Herter will 96-Präsident werden

Direkt aus dem dpa-Newskanal

Hannover (dpa/lni) - Matthias Herter, Geschäftsführer des Immobilien-Unternehmens Meravis, möchte neuer Präsident des eingetragenen Vereins Hannover 96 und damit Nachfolger von Martin Kind werden. Für einen Posten im Aufsichtsrat wird bei der Mitgliederversammlung am 23. März unter anderem der Kapitän des Pokalsieger-Teams von 1992, Karsten Surmann, kandidieren. Das gab am Montag in Hannover jene Fraktion innerhalb des Vereins bekannt, die die Unterstützung der Abteilungsleiter und auch von Kind genießt. Die Opposition hat noch keine Kandidaten für die Versammlung benannt.

Innerhalb des größten niedersächsischen Sportvereins tobt seit Jahren ein Streit um den Umgang mit dem Profifußball in der seit 1999 ausgegliederten Hannover 96 GmbH & Co. KGaA. Kind steht für eine Trennung von Breitensportverein und Bundesliga-Team und möchte in Zukunft nur noch Geschäftsführer der Profifußball-Gesellschaft sein.

Der Einfluss des eingetragenen Vereins auf diese Gesellschaft ist aktuell noch dadurch gegeben, dass dem 96 e.V. die Management GmbH gehört, die wiederum die Geschäftsführer der KGaA beruft. Genau das schreibt die 50+1-Regel im deutschen Profifußball vor, die den Einfluss externer Investoren begrenzen soll. Kind hat jedoch einen Ausnahmegenehmigung von der 50+1-Regel beantragt, um nach der KGaA auch die Management GmbH übernehmen zu können.

Das Team um den Präsidentschafts-Anwärter Herter sowie die fünf Aufsichtsratskandidaten Surmann, Tina Voß (Unternehmerin), Sandra Wallenhorst (Ex-Triathletin), Andreas Kuhnt (NDR-Moderator) und Michael Dette (stellvertretender Regionspräsident) steht für das von Kind entworfene Zwei-Säulen-Modell.
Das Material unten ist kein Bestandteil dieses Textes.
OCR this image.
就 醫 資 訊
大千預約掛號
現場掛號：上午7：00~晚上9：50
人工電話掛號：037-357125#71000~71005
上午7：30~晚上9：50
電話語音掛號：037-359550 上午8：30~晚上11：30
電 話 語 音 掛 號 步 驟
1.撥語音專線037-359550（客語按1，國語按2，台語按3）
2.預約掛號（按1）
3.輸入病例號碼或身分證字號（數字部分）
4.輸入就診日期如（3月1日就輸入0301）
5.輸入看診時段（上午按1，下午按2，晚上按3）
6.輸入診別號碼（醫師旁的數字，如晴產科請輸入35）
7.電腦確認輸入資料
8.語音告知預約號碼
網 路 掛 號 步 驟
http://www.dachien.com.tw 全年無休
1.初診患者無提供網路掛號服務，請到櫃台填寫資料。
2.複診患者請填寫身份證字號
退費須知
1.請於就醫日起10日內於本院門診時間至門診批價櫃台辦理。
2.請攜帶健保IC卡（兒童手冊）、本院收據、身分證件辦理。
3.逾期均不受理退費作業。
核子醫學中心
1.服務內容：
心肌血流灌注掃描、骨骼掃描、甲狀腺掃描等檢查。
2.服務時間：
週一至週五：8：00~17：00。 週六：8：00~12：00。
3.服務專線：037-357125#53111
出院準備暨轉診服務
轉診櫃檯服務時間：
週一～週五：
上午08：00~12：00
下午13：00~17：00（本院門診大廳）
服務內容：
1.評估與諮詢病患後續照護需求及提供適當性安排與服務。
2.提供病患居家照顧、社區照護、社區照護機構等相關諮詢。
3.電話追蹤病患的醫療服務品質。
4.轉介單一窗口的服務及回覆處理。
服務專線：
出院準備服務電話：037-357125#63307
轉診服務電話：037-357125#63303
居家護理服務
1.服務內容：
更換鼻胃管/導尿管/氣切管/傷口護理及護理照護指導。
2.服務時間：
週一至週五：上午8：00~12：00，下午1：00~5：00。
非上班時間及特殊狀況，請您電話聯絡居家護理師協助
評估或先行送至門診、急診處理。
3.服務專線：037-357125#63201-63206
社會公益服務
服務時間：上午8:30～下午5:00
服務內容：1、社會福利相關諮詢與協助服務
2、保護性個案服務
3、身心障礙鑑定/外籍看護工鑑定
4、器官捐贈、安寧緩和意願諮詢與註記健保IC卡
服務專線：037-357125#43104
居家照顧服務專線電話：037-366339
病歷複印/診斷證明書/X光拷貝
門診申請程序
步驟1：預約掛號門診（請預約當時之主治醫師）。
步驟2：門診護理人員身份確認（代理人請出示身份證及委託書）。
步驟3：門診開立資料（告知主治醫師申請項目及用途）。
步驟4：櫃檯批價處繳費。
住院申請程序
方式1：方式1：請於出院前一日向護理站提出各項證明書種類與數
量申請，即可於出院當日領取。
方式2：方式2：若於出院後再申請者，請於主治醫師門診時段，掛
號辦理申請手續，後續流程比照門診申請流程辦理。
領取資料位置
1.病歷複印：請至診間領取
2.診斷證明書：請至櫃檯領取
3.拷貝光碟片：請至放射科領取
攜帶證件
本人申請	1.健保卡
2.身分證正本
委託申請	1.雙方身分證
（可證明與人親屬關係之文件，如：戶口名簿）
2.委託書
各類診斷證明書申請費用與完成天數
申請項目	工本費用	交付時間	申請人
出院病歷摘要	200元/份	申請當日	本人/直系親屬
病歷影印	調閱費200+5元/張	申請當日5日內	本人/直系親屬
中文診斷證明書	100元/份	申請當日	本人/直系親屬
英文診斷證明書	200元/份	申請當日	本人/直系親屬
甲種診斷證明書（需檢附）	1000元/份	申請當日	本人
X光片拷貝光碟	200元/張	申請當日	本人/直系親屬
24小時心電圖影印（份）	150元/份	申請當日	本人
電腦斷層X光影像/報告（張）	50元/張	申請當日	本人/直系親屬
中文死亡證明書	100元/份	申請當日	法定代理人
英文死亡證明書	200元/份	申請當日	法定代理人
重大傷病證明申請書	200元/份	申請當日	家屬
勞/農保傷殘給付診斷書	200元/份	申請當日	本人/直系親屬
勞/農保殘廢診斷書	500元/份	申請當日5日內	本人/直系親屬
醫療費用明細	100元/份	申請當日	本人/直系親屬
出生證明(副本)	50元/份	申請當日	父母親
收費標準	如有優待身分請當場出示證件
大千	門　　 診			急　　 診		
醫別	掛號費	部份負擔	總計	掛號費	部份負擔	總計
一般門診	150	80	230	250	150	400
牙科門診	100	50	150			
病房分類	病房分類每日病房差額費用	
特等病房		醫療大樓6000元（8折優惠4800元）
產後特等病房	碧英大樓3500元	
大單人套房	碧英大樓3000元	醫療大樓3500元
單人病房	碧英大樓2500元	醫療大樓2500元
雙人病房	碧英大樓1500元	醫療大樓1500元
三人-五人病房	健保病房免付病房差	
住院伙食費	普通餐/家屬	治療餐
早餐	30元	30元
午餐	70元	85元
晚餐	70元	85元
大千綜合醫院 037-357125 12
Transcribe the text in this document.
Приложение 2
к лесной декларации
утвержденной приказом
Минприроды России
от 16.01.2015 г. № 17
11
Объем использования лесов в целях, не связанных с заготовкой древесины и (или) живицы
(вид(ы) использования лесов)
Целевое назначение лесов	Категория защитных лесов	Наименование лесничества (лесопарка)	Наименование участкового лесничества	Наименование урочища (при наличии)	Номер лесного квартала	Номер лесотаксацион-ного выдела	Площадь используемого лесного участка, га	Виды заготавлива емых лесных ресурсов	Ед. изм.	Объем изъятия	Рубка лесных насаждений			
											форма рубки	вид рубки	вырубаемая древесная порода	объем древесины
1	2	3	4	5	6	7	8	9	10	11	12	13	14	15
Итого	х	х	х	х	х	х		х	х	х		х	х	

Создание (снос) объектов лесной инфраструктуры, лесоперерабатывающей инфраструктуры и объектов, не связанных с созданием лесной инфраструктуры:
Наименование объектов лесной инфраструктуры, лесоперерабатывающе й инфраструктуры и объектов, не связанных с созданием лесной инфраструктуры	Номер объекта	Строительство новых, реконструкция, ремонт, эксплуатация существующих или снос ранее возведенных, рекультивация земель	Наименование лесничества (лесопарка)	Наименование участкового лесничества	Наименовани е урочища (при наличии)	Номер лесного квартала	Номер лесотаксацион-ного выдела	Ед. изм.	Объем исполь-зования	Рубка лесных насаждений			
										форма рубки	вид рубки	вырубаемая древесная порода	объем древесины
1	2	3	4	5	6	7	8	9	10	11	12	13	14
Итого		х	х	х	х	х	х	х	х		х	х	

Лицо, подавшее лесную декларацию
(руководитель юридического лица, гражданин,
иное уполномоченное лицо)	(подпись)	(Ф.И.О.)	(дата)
Die Gruppe möchte jedoch nach Angaben von Herter erreichen, dass der eingetragene Verein wieder Anteile an der Profigesellschaft zurückübertragen bekommt.

Die Vereinsopposition kämpft gegen den Kurs von Martin Kind an. Bei der Mitgliederversammlung des eingetragenen Vereins wird ein neuer Aufsichtsrat gewählt, der danach den Präsidenten bestimmt.